Most tools will (should) operate along the lines of
Step 1: Request a full pull of all systems
Step 2 to n: Request a list of systems that have changed since date xxx (date xxx being when they last requested a list)
That really (initially) should be the only thing needed.
A returned system could then have a "veracity field" or similar, indicating how sure TGC is about that bit of data (which would then be the highest possible for one of the canonical systems supplied by FD)
That keeps things simple.
That same "veracity field" - will work for distance data as well.
Keeping things nice and simple.
------
GET vs POST
And everyone is abiding by the standards all the time ofc (where's the sarcasm tagAccording to the HTTP standard POST is simply the wrong method to use in this case.
FWIW - On principle I agree, but in practice, it has just turned out in my experience to end up being simpler to have every call be POST - For a multitude of reasons.
Set it up once, and forget about it (and it's not exactly rocket science)
And all your code can use the same function to fetch data.
Whether it uses structured data or not.
And as I've mentioned several times, POST is just a personal preference for me - But it's based on 10+ years in the business of working with both.
Neither is however a deal breaker.
(Except in one rare case (I've had it happen perhaps twice ever) where GET can't be used for the request because the request data is too large. GET is usually restricted to ~1024 chars iirc. Could be even lower on mobile? Which is a practical browser limitation, and not a standards limitation)
-----
I don't think it needs to be autonomous from day 1. I'd rather have human verification of data until we're comfortable that the system is not going to get polluted with bad data.
Should the system get polluted with bad data (which to me seem neigh impossible, with the ideas I have of the system) then we would simply have to fix that by hand.
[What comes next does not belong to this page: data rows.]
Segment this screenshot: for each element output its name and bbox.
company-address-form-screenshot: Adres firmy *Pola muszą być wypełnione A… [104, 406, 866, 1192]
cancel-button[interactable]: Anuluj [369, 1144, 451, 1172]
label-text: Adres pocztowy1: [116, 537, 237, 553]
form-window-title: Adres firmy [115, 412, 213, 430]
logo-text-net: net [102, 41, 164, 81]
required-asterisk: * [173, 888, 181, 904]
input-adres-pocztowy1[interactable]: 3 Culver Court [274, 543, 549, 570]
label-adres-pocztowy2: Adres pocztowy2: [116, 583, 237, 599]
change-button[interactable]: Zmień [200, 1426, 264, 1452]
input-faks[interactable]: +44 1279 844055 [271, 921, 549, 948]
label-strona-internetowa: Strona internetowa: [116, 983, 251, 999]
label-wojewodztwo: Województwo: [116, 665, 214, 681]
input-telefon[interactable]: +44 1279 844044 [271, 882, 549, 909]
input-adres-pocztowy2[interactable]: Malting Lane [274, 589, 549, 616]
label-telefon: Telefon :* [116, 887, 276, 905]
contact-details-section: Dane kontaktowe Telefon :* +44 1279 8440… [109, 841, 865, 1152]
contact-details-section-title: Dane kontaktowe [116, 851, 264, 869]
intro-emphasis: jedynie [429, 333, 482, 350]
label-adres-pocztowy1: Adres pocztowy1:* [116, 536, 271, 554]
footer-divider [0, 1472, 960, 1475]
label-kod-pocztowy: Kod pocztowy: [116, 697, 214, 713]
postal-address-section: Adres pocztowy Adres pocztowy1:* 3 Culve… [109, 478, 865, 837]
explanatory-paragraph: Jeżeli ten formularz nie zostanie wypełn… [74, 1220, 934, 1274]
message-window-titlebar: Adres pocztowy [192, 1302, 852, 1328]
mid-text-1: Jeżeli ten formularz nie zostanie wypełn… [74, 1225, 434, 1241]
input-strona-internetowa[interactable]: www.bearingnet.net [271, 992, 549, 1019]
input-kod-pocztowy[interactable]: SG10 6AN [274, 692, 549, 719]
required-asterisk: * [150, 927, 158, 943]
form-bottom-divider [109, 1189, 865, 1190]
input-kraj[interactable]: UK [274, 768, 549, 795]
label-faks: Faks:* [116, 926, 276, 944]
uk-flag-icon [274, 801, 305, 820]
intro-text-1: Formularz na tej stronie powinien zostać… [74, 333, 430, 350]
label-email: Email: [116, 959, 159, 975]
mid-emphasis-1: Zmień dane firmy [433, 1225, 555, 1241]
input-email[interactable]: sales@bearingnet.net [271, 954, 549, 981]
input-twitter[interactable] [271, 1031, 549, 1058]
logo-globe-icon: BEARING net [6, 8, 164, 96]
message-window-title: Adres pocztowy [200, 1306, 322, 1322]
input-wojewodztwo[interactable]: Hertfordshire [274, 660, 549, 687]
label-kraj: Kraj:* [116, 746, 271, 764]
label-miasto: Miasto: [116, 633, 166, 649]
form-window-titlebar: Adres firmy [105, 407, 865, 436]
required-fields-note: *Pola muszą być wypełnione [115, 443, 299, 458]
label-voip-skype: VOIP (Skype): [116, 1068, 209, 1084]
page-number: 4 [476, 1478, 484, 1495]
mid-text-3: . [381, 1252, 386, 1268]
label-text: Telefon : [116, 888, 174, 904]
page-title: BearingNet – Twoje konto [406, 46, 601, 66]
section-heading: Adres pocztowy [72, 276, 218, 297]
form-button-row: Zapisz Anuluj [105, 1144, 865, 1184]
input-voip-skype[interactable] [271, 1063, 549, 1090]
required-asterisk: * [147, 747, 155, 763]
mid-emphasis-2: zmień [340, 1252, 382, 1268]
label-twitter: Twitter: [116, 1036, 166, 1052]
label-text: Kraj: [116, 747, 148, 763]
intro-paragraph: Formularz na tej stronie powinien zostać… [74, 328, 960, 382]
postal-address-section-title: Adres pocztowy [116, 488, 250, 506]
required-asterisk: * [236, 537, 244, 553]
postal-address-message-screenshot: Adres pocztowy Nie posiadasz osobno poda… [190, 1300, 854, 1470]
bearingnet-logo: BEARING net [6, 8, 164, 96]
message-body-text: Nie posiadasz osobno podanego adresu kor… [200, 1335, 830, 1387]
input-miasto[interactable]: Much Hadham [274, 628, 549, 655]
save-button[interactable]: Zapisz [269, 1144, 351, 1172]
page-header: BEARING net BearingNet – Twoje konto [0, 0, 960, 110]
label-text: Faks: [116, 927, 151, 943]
No biggie.
Tools requesting "data since date xxx" would automatically get the correct new data.
If we don't build a system from the outset with the intention of it being autonomous, then there's a serious risk it never will be.
I've seen way to many "we'll fix this later" that never got fixed... (by many I actually mean almost 100%.... Sad but true)
Lets aim do to it right the first time - So we don't have to "patch it up later".
Not to mention, it's in fact extra work having to build in a system for human intervention. I'd rather avoid that (not minor) complication.
---------
Another aspect to this is that any redundant information has the potential to be out of sync. If coordinates are included with the distances then the client either has to either ignore them (defeating the purpose), take it on faith that they are always consistent, or check them and handle inconsistencies somehow. I'd rather see a single canonical value in the output.
I did not mean that the back store itself should save coordinates with the distances - Just that when the TGC provides the output it provides the canonical coords along with the distances.
With that model there is no sync/consistency issues.
I would personally appreciate having the coordinates at hand, supplied by the TGC (ie. it's trusted data), along with the distance data.
Makes life easier.
------
are we expecting tool makers using this data to synchronise with TGC and populate users' instances of the tool with data from their copy (effectively acting as a cache for the data), or are we expecting the users' instances to grab data directly? The former would be a lot friendly to TGC in terms of bandwidth but the later is easier from the point of view of the tool makers.
I'm expecting tool makers to make tools that will work according to the two steps I described above.
Step 1: Request a full pull of all systems
Step 2 to n: Request a list of systems that have changed since date xxx (date xxx being when they last requested a list)
Anything else (like requesting a full list all the time) would be Bad(tm).
Requiring tool makers to provide a proxy I think would be unreasonably - And many probably can't offer hosting. It would be a shame to cut off a potential great tool because of that.